As per data compiled by SteelHome consultancy, pellet inventory at major Chinese ports dropped to 7 mn t this week as against 7.6 mn t assessed a week ago.
Spot lump premium increased on higher demand- Spot lump premium witnessed at $ 0.1220 as against $ 0.1125 last week. Lump demand picked up and prices were leading due to production curbs in Tangshan. Several Chinese end-users indicated that South African lump was in higher demand due to better substitute for Indian pellets in small volumes.
Coking coal prices remain largely stable w-o-w- Seaborne coking coal prices have remained range-bound, despite continued demand from non-Chinese steelmakers.
A couple of fresh bookings for premium coking coal were done earlier this week, supporting prices. Trading activities in the China market have slowed down during the latter part of this week due to the conclusion of few deals in the past two weeks.
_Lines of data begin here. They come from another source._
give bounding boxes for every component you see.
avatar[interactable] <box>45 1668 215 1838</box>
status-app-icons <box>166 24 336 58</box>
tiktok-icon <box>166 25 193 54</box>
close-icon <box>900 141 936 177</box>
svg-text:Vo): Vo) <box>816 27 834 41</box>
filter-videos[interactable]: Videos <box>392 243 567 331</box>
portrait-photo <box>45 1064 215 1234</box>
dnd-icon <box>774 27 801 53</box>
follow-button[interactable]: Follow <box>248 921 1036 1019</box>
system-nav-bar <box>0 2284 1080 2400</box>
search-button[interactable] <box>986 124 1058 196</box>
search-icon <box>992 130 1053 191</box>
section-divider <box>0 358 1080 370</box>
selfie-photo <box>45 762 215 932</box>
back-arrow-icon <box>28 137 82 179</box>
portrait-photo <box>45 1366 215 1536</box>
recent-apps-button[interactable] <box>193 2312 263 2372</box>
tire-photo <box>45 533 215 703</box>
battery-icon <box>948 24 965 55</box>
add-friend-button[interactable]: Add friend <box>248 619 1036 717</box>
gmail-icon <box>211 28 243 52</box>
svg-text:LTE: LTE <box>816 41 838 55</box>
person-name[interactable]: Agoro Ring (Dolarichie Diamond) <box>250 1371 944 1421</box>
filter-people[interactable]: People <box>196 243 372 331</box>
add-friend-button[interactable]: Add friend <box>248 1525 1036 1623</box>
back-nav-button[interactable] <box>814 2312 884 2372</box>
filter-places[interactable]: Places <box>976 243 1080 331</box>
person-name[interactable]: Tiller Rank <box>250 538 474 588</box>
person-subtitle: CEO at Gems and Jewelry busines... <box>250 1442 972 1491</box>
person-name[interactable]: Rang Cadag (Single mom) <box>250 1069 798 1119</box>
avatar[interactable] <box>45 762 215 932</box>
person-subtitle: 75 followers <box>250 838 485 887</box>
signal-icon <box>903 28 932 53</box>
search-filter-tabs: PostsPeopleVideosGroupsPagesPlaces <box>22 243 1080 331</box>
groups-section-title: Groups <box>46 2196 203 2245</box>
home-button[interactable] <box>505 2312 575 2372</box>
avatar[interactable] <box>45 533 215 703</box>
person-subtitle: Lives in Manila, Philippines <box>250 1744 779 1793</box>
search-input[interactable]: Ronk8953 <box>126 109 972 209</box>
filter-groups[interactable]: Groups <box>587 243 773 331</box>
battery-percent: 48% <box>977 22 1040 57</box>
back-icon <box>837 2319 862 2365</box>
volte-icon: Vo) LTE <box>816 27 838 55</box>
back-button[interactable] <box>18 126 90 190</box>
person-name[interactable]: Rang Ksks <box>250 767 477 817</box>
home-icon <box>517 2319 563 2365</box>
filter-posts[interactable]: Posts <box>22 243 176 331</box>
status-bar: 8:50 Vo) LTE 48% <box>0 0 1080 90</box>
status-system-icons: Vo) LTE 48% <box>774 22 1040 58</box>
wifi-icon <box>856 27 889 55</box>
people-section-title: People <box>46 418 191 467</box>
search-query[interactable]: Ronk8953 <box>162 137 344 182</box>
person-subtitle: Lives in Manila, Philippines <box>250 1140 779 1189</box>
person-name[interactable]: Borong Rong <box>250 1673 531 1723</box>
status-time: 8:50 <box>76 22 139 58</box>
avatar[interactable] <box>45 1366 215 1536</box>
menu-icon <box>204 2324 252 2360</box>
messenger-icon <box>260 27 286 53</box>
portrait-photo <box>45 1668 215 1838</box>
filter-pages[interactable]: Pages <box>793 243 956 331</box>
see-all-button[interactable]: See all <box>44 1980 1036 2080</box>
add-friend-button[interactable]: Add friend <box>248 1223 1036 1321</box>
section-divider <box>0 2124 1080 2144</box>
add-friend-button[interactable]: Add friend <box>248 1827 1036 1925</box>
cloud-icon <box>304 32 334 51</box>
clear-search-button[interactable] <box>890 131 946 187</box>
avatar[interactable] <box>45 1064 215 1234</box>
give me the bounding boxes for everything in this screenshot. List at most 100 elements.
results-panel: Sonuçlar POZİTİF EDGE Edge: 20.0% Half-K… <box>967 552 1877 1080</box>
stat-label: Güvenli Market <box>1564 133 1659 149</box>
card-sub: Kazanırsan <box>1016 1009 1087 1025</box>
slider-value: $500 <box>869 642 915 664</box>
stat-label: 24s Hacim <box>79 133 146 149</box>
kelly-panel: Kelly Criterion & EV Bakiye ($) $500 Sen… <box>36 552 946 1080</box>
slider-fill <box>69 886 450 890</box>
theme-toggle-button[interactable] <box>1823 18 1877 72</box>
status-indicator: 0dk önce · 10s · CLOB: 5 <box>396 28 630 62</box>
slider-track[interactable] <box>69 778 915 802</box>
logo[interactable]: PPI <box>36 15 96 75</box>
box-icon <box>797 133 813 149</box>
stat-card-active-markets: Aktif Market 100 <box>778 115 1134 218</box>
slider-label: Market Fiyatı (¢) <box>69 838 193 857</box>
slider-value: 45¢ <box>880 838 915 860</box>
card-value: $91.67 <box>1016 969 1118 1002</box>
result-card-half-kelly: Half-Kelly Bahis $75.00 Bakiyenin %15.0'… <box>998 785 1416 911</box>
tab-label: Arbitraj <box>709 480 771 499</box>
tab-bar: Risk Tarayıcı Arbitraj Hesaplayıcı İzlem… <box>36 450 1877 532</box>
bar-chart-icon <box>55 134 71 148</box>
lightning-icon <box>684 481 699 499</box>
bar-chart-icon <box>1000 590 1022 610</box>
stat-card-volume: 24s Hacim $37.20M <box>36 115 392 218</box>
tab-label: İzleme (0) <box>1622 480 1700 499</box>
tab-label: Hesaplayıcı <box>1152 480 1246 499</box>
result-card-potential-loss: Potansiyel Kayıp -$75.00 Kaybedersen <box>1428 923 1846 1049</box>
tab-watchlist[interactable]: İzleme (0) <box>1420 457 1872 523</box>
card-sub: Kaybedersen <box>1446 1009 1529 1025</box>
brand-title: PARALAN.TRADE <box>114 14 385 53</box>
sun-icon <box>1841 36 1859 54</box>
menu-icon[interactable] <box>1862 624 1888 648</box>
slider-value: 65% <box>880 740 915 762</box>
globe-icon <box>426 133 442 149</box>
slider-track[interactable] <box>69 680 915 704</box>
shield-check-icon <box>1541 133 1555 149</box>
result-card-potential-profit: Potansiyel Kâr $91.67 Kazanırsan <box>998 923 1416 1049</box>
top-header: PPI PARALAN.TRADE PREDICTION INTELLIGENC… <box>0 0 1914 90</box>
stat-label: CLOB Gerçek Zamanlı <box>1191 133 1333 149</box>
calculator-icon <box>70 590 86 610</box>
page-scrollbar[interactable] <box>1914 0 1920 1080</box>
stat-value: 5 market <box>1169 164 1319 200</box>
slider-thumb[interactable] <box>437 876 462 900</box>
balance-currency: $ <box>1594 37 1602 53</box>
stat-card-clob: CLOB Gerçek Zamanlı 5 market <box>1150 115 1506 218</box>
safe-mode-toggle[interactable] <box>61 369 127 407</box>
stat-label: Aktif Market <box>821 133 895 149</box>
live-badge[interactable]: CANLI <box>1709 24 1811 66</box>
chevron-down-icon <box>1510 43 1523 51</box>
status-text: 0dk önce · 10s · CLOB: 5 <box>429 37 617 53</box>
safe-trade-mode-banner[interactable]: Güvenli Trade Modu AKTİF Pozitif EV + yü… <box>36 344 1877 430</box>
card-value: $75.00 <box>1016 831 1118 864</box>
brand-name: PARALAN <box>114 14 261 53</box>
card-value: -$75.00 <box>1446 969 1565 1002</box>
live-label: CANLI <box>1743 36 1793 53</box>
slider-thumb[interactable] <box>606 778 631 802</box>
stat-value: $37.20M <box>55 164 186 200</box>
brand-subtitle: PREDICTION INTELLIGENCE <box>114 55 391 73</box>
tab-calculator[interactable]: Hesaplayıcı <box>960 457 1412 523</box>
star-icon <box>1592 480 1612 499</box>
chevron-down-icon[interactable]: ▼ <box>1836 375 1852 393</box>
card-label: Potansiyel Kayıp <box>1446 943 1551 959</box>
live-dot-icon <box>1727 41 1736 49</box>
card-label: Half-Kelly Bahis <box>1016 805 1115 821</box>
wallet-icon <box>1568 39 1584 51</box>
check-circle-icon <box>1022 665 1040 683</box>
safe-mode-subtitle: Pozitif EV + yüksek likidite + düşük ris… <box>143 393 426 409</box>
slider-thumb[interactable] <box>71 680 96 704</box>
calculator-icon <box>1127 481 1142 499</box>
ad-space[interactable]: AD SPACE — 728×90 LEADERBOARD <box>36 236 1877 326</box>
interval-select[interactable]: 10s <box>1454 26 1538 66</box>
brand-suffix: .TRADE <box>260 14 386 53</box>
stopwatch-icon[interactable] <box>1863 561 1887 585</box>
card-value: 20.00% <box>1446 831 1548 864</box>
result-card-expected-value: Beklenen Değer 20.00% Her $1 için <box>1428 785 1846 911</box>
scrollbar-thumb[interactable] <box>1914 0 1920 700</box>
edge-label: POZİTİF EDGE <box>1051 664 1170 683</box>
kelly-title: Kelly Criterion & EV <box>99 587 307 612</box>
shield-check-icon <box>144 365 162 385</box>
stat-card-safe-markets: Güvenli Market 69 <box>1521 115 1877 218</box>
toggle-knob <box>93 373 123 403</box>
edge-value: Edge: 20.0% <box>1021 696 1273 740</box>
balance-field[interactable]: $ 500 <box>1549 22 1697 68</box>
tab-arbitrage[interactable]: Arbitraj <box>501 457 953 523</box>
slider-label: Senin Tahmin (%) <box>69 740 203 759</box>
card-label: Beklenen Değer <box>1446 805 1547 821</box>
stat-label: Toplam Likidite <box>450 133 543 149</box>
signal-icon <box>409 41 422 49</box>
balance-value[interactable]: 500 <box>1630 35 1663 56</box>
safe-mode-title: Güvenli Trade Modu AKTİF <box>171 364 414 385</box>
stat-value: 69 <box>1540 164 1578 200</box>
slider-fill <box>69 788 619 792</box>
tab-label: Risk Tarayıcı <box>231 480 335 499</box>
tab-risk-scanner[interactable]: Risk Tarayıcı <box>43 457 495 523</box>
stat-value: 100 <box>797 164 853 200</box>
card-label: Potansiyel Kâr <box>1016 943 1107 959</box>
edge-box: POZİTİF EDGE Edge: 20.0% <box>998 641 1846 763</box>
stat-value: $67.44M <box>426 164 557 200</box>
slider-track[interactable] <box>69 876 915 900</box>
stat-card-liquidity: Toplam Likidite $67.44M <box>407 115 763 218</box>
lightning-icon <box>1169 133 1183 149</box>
A further slowdown is expected toward the end of the year, while the Indian market is not expected to see significant spot purchases until at least mid-January.
The latest offers for the Premium HCC grade are assessed at around $101.50/t FoB Australia, which was $101.00/t a week back.
Chinese domestic billet price rise sharply- This week, the billet prices in the Tangshan market (northeast China) settled with an increase RMB 100 ($15), against last week. The prices of commonly traded Q235 billet 150mm diameter were reported at RMB 3,680/t ($562/t) in Tangshan, inclusive of 13 % VAT.
HRC export offers rally for six consecutive weeks- The steel manufacturers have continued to raise their export offers which now stand at $630-635/t FoB China, jumped by $35/t in contrast with $595-600/t FoB basis towards the end of previous week.
Export offers surged on the back of rallying futures market and robust demand from domestic consumers. Secondly, demand from Vietnamese importers have increased amid domestic short-supply and a surge in demand from downstream sectors.
Domestic market prices shoot up to RMB 250-270/t to RMB 4,530-4,560/t (Eastern China) against RMB 4,280-4,290/t (Eastern China) on the back of robust downstream industry demand and increased spot market activities.
Hence, domestic market participants anticipate a further increase in prices in the near term which has led to an increase in restocking activities.
Rebar export offers remain competitive- The Chinese mills further increased rebar export offers by $5/t on the week to $540-545/t FoB amid an increase in production cost. Meanwhile, increased scrap prices have led to a surge in export offers of other exporting countries, which made Chinese offers lucrative for importers.
Domestic market prices also spiked by RMB 230/t w-o-w to RMB 4,200-4,230/t (Eastern China) against RMB 3,970-4,000/t (Eastern China). However, stockist seemed bearish amid concerns over seasonal slowdown in winters and refrained from restocking actively.